Fig. 84. Cyperus alternifolius: circumnutation of stem, illuminated from above, traced on horizontal glass, from 9.45 A.M. March 9th to 9 P.M. on 10th. The stem grew so rapidly whilst being observed, that it was not possible to estimate how much its movements were magnified in the tracing.
(20.) Cyperus alternifolius (Fam. Cyperaceae.)—A glass filament, with a bead at the end, was fixed across the summit of a young stem 10 inches in height, close beneath the crown of elongated leaves. On March 8th, between 12.20 and 7.20 P.M. the stem described an ellipse, open at one end. On the following day a new tracing was begun (Fig. 84), which plainly shows that the stem completed three irregular figures in the course of 35 h. 15 m.

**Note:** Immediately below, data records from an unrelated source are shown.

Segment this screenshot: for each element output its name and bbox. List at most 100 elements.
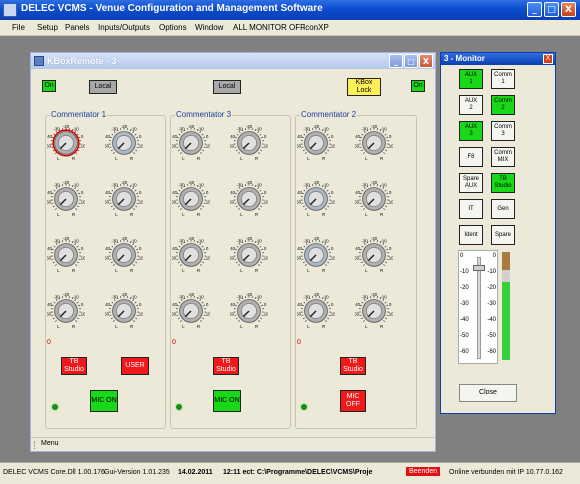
volume-knob[interactable]: -30-20-10 -40 0 -50 10 L R bbox=[230, 235, 268, 273]
mic-on-button[interactable]: MIC ON bbox=[213, 390, 241, 412]
monitor-close-button[interactable]: Close bbox=[459, 384, 517, 402]
knob-scale-label: -10 bbox=[255, 295, 262, 300]
volume-knob[interactable]: -30-20-10 -40 0 -50 10 L R bbox=[105, 291, 143, 329]
monitor-source-button[interactable]: Ident bbox=[459, 225, 483, 245]
monitor-source-button[interactable]: Spare AUX bbox=[459, 173, 483, 193]
volume-knob[interactable]: -30-20-10 -40 0 -50 10 L R bbox=[105, 235, 143, 273]
knob-scale-label: -30 bbox=[178, 183, 185, 188]
volume-knob[interactable]: -30-20-10 -40 0 -50 10 L R bbox=[230, 291, 268, 329]
monitor-level-fader[interactable]: 0 0 -10 -10 -20 -20 -30 -30 -40 -40 -50 -50 -60 -60 bbox=[458, 250, 498, 364]
knob-scale-label: -40 bbox=[47, 302, 53, 307]
menu-setup[interactable]: Setup bbox=[37, 23, 58, 32]
local-mid-button[interactable]: Local bbox=[213, 80, 241, 94]
knob-end-label: R bbox=[322, 156, 325, 161]
volume-knob[interactable]: -30-20-10 -40 0 -50 10 L R bbox=[105, 123, 143, 161]
volume-knob[interactable]: -30-20-10 -40 0 -50 10 L R bbox=[355, 123, 393, 161]
kbox-maximize-button[interactable]: □ bbox=[404, 54, 418, 68]
fader-thumb[interactable] bbox=[473, 265, 485, 271]
minimize-button[interactable]: _ bbox=[527, 2, 542, 17]
volume-knob[interactable]: -30-20-10 -40 0 -50 10 L R bbox=[47, 123, 85, 161]
tb-studio-button[interactable]: TB Studio bbox=[213, 357, 239, 375]
volume-knob[interactable]: -30-20-10 -40 0 -50 10 L R bbox=[47, 235, 85, 273]
knob-scale-label: 10 bbox=[264, 200, 268, 205]
mic-off-button[interactable]: MIC OFF bbox=[340, 390, 366, 412]
mic-on-button[interactable]: MIC ON bbox=[90, 390, 118, 412]
tb-studio-button[interactable]: TB Studio bbox=[61, 357, 87, 375]
volume-knob[interactable]: -30-20-10 -40 0 -50 10 L R bbox=[297, 291, 335, 329]
volume-knob[interactable]: -30-20-10 -40 0 -50 10 L R bbox=[172, 235, 210, 273]
monitor-source-button[interactable]: Spare bbox=[491, 225, 515, 245]
knob-scale-label: 10 bbox=[81, 312, 85, 317]
monitor-source-button[interactable]: Comm 1 bbox=[491, 69, 515, 89]
menu-iconxp[interactable]: IconXP bbox=[303, 23, 329, 32]
knob-scale-label: -20 bbox=[313, 124, 320, 129]
knob-scale-label: -40 bbox=[297, 190, 303, 195]
knob-end-label: R bbox=[322, 212, 325, 217]
monitor-source-button[interactable]: AUX 1 bbox=[459, 69, 483, 89]
grip-handle bbox=[34, 441, 36, 449]
monitor-source-button[interactable]: TB Studio bbox=[491, 173, 515, 193]
monitor-source-button[interactable]: Comm 3 bbox=[491, 121, 515, 141]
volume-knob[interactable]: -30-20-10 -40 0 -50 10 L R bbox=[47, 291, 85, 329]
knob-scale-label: -30 bbox=[53, 239, 60, 244]
knob-end-label: L bbox=[57, 212, 60, 217]
knob-end-label: L bbox=[365, 324, 368, 329]
volume-knob[interactable]: -30-20-10 -40 0 -50 10 L R bbox=[172, 291, 210, 329]
volume-knob[interactable]: -30-20-10 -40 0 -50 10 L R bbox=[297, 235, 335, 273]
knob-scale-label: -50 bbox=[230, 144, 235, 149]
knob-end-label: L bbox=[115, 268, 118, 273]
maximize-button[interactable]: □ bbox=[544, 2, 559, 17]
menu-window[interactable]: Window bbox=[195, 23, 223, 32]
monitor-source-button[interactable]: Comm 2 bbox=[491, 95, 515, 115]
kbox-close-button[interactable]: X bbox=[419, 54, 433, 68]
knob-scale-label: -10 bbox=[322, 295, 329, 300]
menu-all-monitor-off[interactable]: ALL MONITOR OFF bbox=[233, 23, 305, 32]
knob-scale-label: -20 bbox=[371, 292, 378, 297]
knob-scale-label: 0 bbox=[264, 246, 267, 251]
knob-scale-label: -40 bbox=[355, 246, 361, 251]
volume-knob[interactable]: -30-20-10 -40 0 -50 10 L R bbox=[230, 179, 268, 217]
volume-knob[interactable]: -30-20-10 -40 0 -50 10 L R bbox=[47, 179, 85, 217]
volume-knob[interactable]: -30-20-10 -40 0 -50 10 L R bbox=[172, 179, 210, 217]
monitor-source-button[interactable]: IT bbox=[459, 199, 483, 219]
knob-scale-label: -40 bbox=[172, 246, 178, 251]
monitor-source-button[interactable]: F8 bbox=[459, 147, 483, 167]
user-button[interactable]: USER bbox=[121, 357, 149, 375]
on-left-button[interactable]: On bbox=[42, 80, 56, 92]
menu-file[interactable]: File bbox=[12, 23, 25, 32]
kbox-minimize-button[interactable]: _ bbox=[389, 54, 403, 68]
menu-label[interactable]: Menu bbox=[41, 440, 59, 447]
beenden-button[interactable]: Beenden bbox=[406, 467, 441, 476]
knob-scale-label: -40 bbox=[230, 302, 236, 307]
volume-knob[interactable]: -30-20-10 -40 0 -50 10 L R bbox=[297, 123, 335, 161]
knob-end-label: R bbox=[255, 212, 258, 217]
volume-knob[interactable]: -30-20-10 -40 0 -50 10 L R bbox=[230, 123, 268, 161]
monitor-source-button[interactable]: AUX 3 bbox=[459, 121, 483, 141]
monitor-source-button[interactable]: AUX 2 bbox=[459, 95, 483, 115]
on-right-button[interactable]: On bbox=[411, 80, 425, 92]
volume-knob[interactable]: -30-20-10 -40 0 -50 10 L R bbox=[172, 123, 210, 161]
kbox-lock-button[interactable]: KBox Lock bbox=[347, 78, 381, 96]
close-button[interactable]: X bbox=[561, 2, 576, 17]
tb-studio-button[interactable]: TB Studio bbox=[340, 357, 366, 375]
knob-scale-label: -40 bbox=[172, 190, 178, 195]
monitor-source-button[interactable]: Comm MIX bbox=[491, 147, 515, 167]
window-icon bbox=[34, 56, 44, 66]
volume-knob[interactable]: -30-20-10 -40 0 -50 10 L R bbox=[105, 179, 143, 217]
monitor-source-button[interactable]: Gen bbox=[491, 199, 515, 219]
knob-scale-label: -30 bbox=[178, 127, 185, 132]
knob-scale-label: 0 bbox=[389, 190, 392, 195]
volume-knob[interactable]: -30-20-10 -40 0 -50 10 L R bbox=[355, 291, 393, 329]
local-left-button[interactable]: Local bbox=[89, 80, 117, 94]
menu-panels[interactable]: Panels bbox=[65, 23, 89, 32]
menu-inputs-outputs[interactable]: Inputs/Outputs bbox=[98, 23, 150, 32]
volume-knob[interactable]: -30-20-10 -40 0 -50 10 L R bbox=[355, 179, 393, 217]
volume-knob[interactable]: -30-20-10 -40 0 -50 10 L R bbox=[355, 235, 393, 273]
knob-scale-label: -50 bbox=[105, 256, 110, 261]
knob-scale-label: -40 bbox=[297, 134, 303, 139]
menu-options[interactable]: Options bbox=[159, 23, 187, 32]
volume-knob[interactable]: -30-20-10 -40 0 -50 10 L R bbox=[297, 179, 335, 217]
monitor-close-icon[interactable]: X bbox=[543, 54, 553, 64]
knob-scale-label: -20 bbox=[246, 236, 253, 241]
monitor-title: 3 - Monitor bbox=[444, 54, 485, 63]
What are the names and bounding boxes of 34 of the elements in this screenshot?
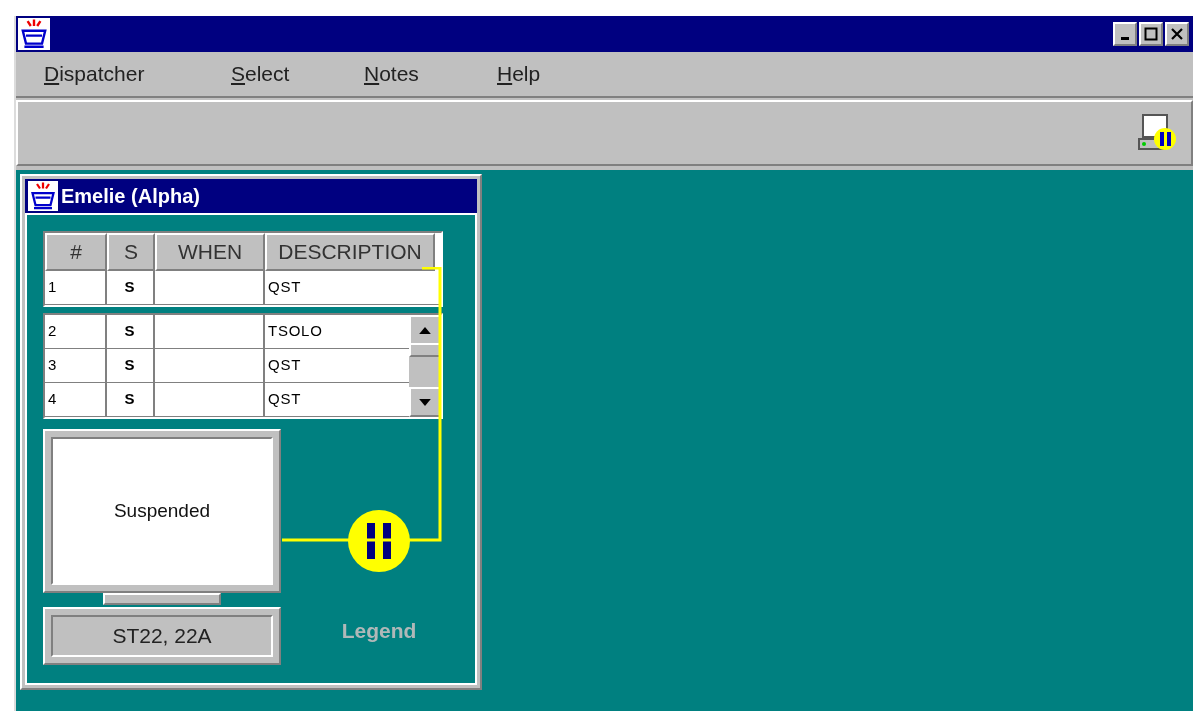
table-cell: S (107, 271, 155, 304)
maximize-icon (1144, 27, 1158, 41)
scroll-down-icon (419, 398, 431, 406)
menu-item[interactable]: Help (497, 58, 620, 90)
app-icon (18, 18, 50, 50)
menu-item[interactable]: Dispatcher (44, 58, 221, 90)
maximize-button[interactable] (1139, 22, 1163, 46)
frame-icon (27, 181, 59, 211)
minimize-button[interactable] (1113, 22, 1137, 46)
menu-item[interactable]: Notes (364, 58, 487, 90)
scroll-up-icon (419, 326, 431, 334)
close-button[interactable] (1165, 22, 1189, 46)
terminal-label: ST22, 22A (51, 615, 273, 657)
table-cell-text: TSOLO (267, 321, 324, 342)
table-cell: 1 (45, 271, 107, 304)
table-cell: S (107, 383, 155, 416)
menu-item[interactable]: Select (231, 58, 354, 90)
table-cell: 4 (45, 383, 107, 416)
column-header[interactable]: WHEN (155, 233, 265, 271)
frame-title: Emelie (Alpha) (61, 184, 200, 209)
table-cell-text: QST (267, 355, 303, 376)
table-cell-text: QST (267, 277, 303, 298)
table-cell-text: QST (267, 389, 303, 410)
monitor-pause-icon (1137, 113, 1177, 153)
scrollbar[interactable] (409, 315, 441, 417)
column-header[interactable]: S (107, 233, 155, 271)
minimize-icon (1121, 36, 1129, 40)
terminal-status: Suspended (113, 498, 211, 523)
pause-status-icon (347, 509, 411, 573)
scroll-thumb[interactable] (409, 343, 441, 357)
column-header[interactable]: DESCRIPTION (265, 233, 435, 271)
column-header[interactable]: # (45, 233, 107, 271)
close-icon (1170, 27, 1184, 41)
status-toolbar-button[interactable] (1137, 113, 1177, 153)
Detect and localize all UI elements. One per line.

Concluding Remarks on the Circumnutation of Stems.—Any one who will inspect the diagrams now given, and will bear in mind the widely separated position of the plants described in the series,—remembering that we have good grounds for the belief that the hypocotyls and epicotyls of all seedlings circumnutate,—not forgetting the number of plants distributed in the most distinct families which climb by a similar movement,—will probably admit that the growing stems of all plants, if carefully observed, would be found to circumnutate to a greater or less extent. When we treat of the sleep and other movements of plants, many other cases of circumnutating stems will be incidentally given. In looking at the diagrams, we should remember that the stems were always growing, so that in each case the circumnutating apex as it rose will have described a spire of some kind. The dots were made on the glasses generally at intervals of an hour, or hour and a half, and were then joined by straight lines. If they had been made at intervals of 2 or 3 minutes, the lines would have been more curvilinear, as in the case of the tracks left on the smoked glass-plates by the tips of the circumnutating radicles of seedling plants. The diagrams generally approach in form to a succession of more or less irregular ellipses or ovals, with their longer axes directed to different points of the compass during the same day or on succeeding days. The stems therefore, sooner or later, bend to all sides; but after a stem has bent in any one direction, it commonly bends back at first in nearly, though not quite, the opposite direction; and this gives the tendency to the formation of ellipses, which are generally narrow, but not so narrow as those described by stolons and leaves. On the other hand, the figures sometimes approach in shape to circles. Whatever the figure may be, the course pursued is often interrupted by zigzags, small triangles, loops, or ellipses. A stem may describe a single large ellipse one day, and two on the next. With different plants the complexity, rate, and amount of movement differ much. The stems, for instance, of Iberis and Azalea described only a single large ellipse in 24 h.; whereas those of the Deutzia made four or five deep zigzags or narrow ellipses in 11½ h., and those of the Trifolium three triangular or quadrilateral figures in 7 h.